ETAD 804 was my final course for my program requirements which I took during the Fall Term of 2016. 804 centered around Distance Education, specifically looking at “planning context, need identification, educational objectives, and learning experiences”. This course was the only course I took while in my new role outside of the classroom as a Teacher Technology Coach, which pushed me into a different perspective for the entire course.
This course was largely discussion based and built around the readings in our course textbook. Our weekly discussions were guided by classmates and many provided opportunities to pick from a selection of responses and to participate as much or as little as possible.

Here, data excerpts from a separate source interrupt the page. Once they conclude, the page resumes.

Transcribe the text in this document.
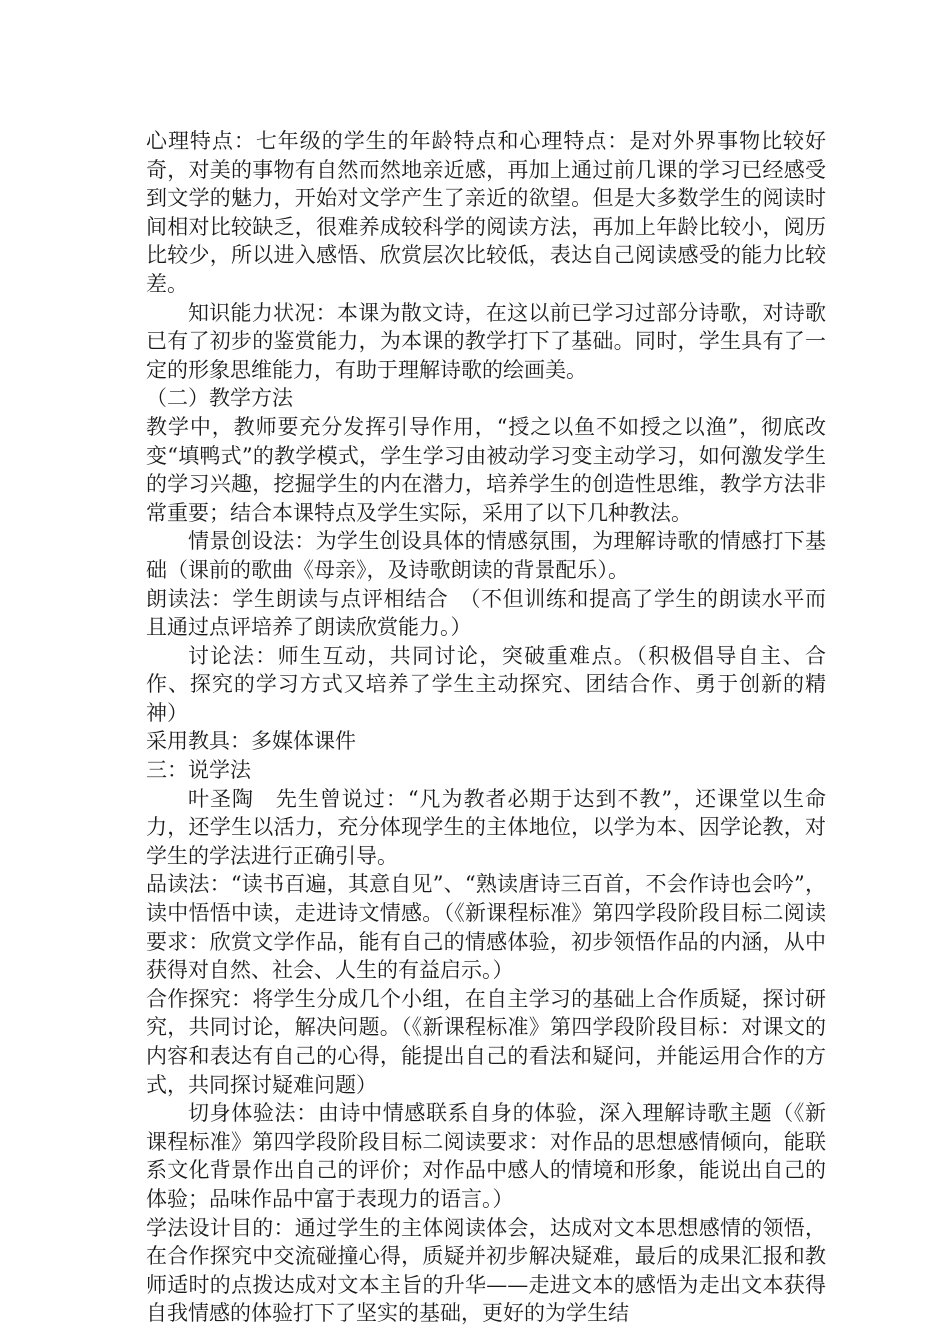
心理特点：七年级的学生的年龄特点和心理特点：是对外界事物比较好奇，对美的事物有自然而然地亲近感，再加上通过前几课的学习已经感受到文学的魅力，开始对文学产生了亲近的欲望。但是大多数学生的阅读时间相对比较缺乏，很难养成较科学的阅读方法，再加上年龄比较小，阅历比较少，所以进入感悟、欣赏层次比较低，表达自己阅读感受的能力比较差。

知识能力状况：本课为散文诗，在这以前已学习过部分诗歌，对诗歌已有了初步的鉴赏能力，为本课的教学打下了基础。同时，学生具有了一定的形象思维能力，有助于理解诗歌的绘画美。

（二）教学方法

教学中，教师要充分发挥引导作用，“授之以鱼不如授之以渔”，彻底改变“填鸭式”的教学模式，学生学习由被动学习变主动学习，如何激发学生的学习兴趣，挖掘学生的内在潜力，培养学生的创造性思维，教学方法非常重要；结合本课特点及学生实际，采用了以下几种教法。

情景创设法：为学生创设具体的情感氛围，为理解诗歌的情感打下基础（课前的歌曲《母亲》，及诗歌朗读的背景配乐）。

朗读法：学生朗读与点评相结合　（不但训练和提高了学生的朗读水平而且通过点评培养了朗读欣赏能力。）

讨论法：师生互动，共同讨论，突破重难点。（积极倡导自主、合作、探究的学习方式又培养了学生主动探究、团结合作、勇于创新的精神）

采用教具：多媒体课件

三：说学法

叶圣陶　先生曾说过：“凡为教者必期于达到不教”，还课堂以生命力，还学生以活力，充分体现学生的主体地位，以学为本、因学论教，对学生的学法进行正确引导。

品读法：“读书百遍，其意自见”、“熟读唐诗三百首，不会作诗也会吟”，读中悟悟中读，走进诗文情感。（《新课程标准》第四学段阶段目标二阅读要求：欣赏文学作品，能有自己的情感体验，初步领悟作品的内涵，从中获得对自然、社会、人生的有益启示。）

合作探究：将学生分成几个小组，在自主学习的基础上合作质疑，探讨研究，共同讨论，解决问题。（《新课程标准》第四学段阶段目标：对课文的内容和表达有自己的心得，能提出自己的看法和疑问，并能运用合作的方式，共同探讨疑难问题）

切身体验法：由诗中情感联系自身的体验，深入理解诗歌主题（《新课程标准》第四学段阶段目标二阅读要求：对作品的思想感情倾向，能联系文化背景作出自己的评价；对作品中感人的情境和形象，能说出自己的体验；品味作品中富于表现力的语言。）

学法设计目的：通过学生的主体阅读体会，达成对文本思想感情的领悟，在合作探究中交流碰撞心得，质疑并初步解决疑难，最后的成果汇报和教师适时的点拨达成对文本主旨的升华——走进文本的感悟为走出文本获得自我情感的体验打下了坚实的基础，更好的为学生结
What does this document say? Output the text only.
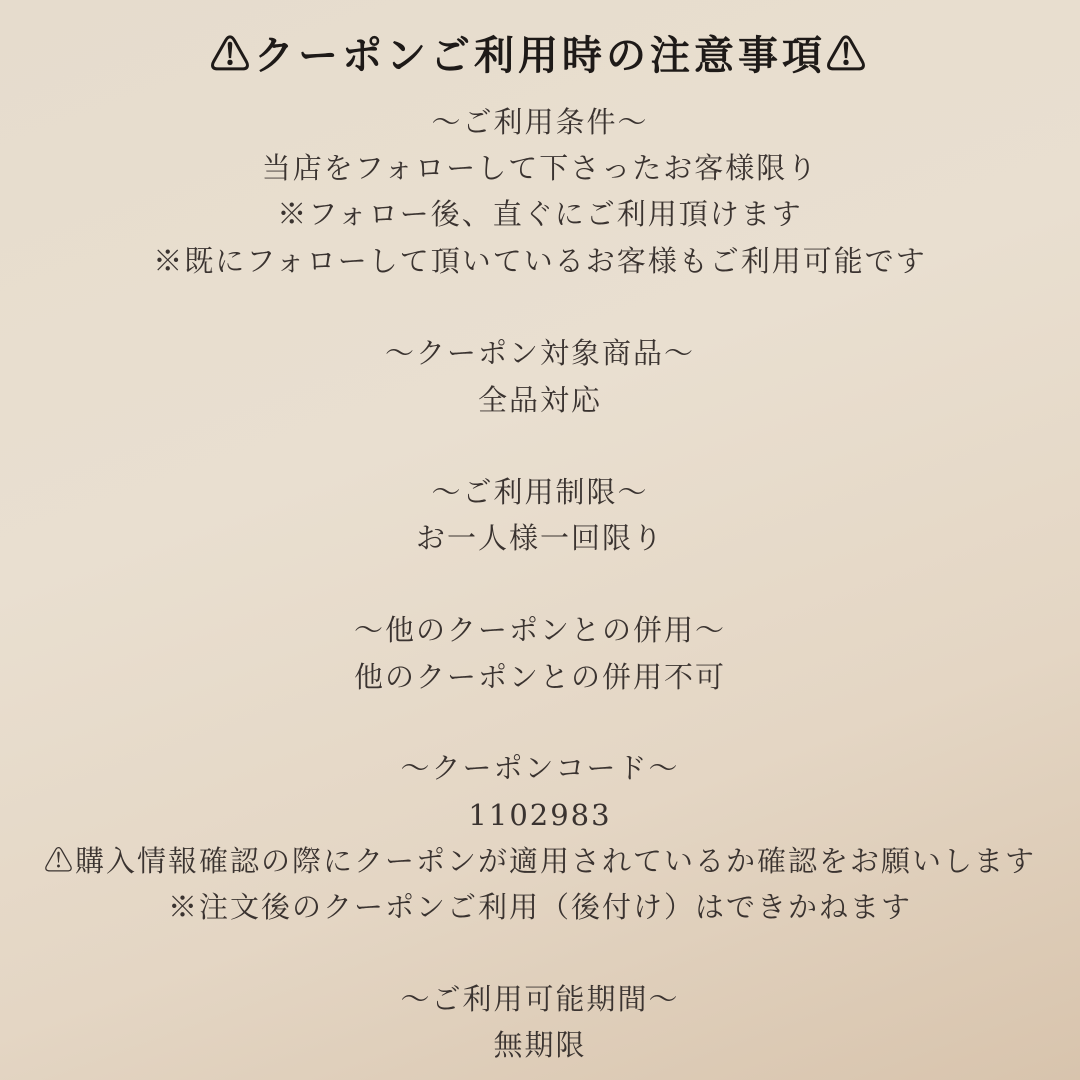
⚠クーポンご利用時の注意事項⚠
〜ご利用条件〜
当店をフォローして下さったお客様限り
※フォロー後、直ぐにご利用頂けます
※既にフォローして頂いているお客様もご利用可能です
〜クーポン対象商品〜
全品対応
〜ご利用制限〜
お一人様一回限り
〜他のクーポンとの併用〜
他のクーポンとの併用不可
〜クーポンコード〜
1102983
⚠購入情報確認の際にクーポンが適用されているか確認をお願いします
※注文後のクーポンご利用（後付け）はできかねます
〜ご利用可能期間〜
無期限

Having struggled with deeply engaging in message board interactions throughout my entire ETAD journey, I especially appreciated the option to engage at a level comfortable to me. Some weeks I would post multiple times on multiple days, and other days I was quite content being a fly on the wall and watching the discussion of my classmates unfold. I really enjoyed being able to moderate for a week, and, unsurprisingly, I found myself the most engaged in the discussion that week.
For our major assessment, we were tasked to create a design plan for a distance education course. Initially, all students were placed into groups of 4 to explore this task and, although I would have loved to work with those I was assigned to work with, I took one last big risk for my learning and opted to explore the project on my own. Taking on the work of a group of 4 by myself was without a doubt outside of my comfort zone, but I finally had an opportunity to use my coursework to create something that I would get to actualize in my current role. Building upon an initiative that I am a part of from my school division, I decided to build the design plan for an online course that would serve all grade 7 and 8 students in our division. With the diverse range of learners I would have to design for, it would be essential that I consider how to best motivate learners in this situation, since they will not be have the motivation to take the course like adult learners may (Simonson et al., 2011).
Had I not taken this course or had the opportunity to build a design plan, there is a very good chance that I would have jumped right into creating the course content. Because distance education has often been a trial-and-error approach, it is valuable to consider theoretical frameworks while designing for distance education (Simonson et al., 2011). This course pushed me to consider the full picture before diving right in. In the design process, I had to consider how institutional factors impacted my design, considering the stakeholders and potential barriers I may encounter. By looking at the pedagogical factors, I was also forced to think deeply about the learner needs in the context of this course, and consider how the knowledge could be broken up logically and implemented in ways that would meet my learners’ needs (Simonson et al., 2011). Although not a major part of my project, articulating the technological needs and processes was valuable so that those outsider the organization could understand how we were able to implement this within our infrastructure. Evaluation of the course would also prove to be an integral piece of the project. To evaluate, I will look to employ an AUIOU (accountability, effectiveness, impact, organizational context, and unanticipated consequences) model because of the valuable formative and summative information that can be gained (Simonson et al., 2011).
Ultimately, the exciting part of this course was the fact that I have the opportunity to turn my design plan into a fully implemented course that is scheduled to be rolled out to all schools in the 2017-18 school year. Moving forward, all of the differing theories, design choices, and approaches will influence any work I do with distance or online education.
Simonson, M., Smaldino, S. E., & Zvacek, S. (2011). Teaching and learning at a distance: Foundations of distance education.